For the exam, then, you do NOT need to know any specific way in which the JNDI name is bound, but you DO need to know that it is not part of the DD and that is NOT part of the Bean Provider or Assembler responsibilities. If I am a bean developer, I may not know anything at all about what the spec calls "the operational environment" where the bean/application is going to be deployed. And it is certainly not up to the bean developer to decide or lock down the JNDI name that a particular company is going to use when they deploy the developer's bean.
These are important workflow issues, which is why there *is* a fair amount of coverage on the exam.
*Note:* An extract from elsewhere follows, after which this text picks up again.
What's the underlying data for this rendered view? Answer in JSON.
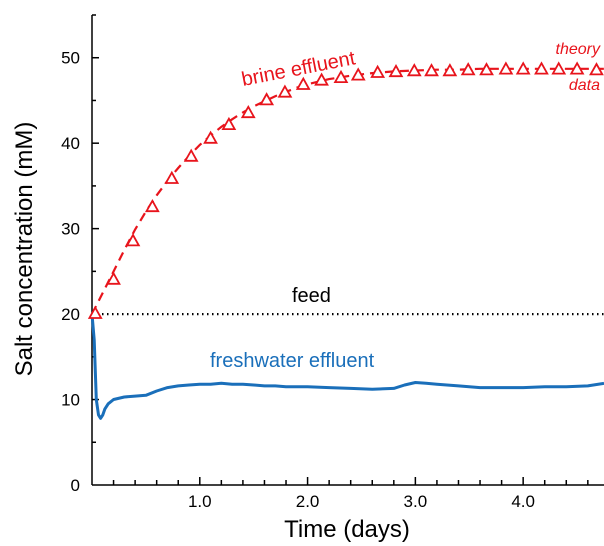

In reality, most of us do *everything*, but at any given time, we are wearing a particular EJB ROLE hat. Today I am the Bean Provider, writing code, and tomorrow I am the App Assembler, taking my bean and incorporating it with someone else's bean into a new application (for which I also write the client). And then later, I will deploy that application into my server, using vendor-specific tools.
Hope that helps
Remember, you are tested only on what is in the spec, BUT you must also know when you are looking at something that is NOT part of the spec. The main goal is to know that you can write "portable" EJB code... in other words, code that can be deployed into any EJB 2.0-compliant container.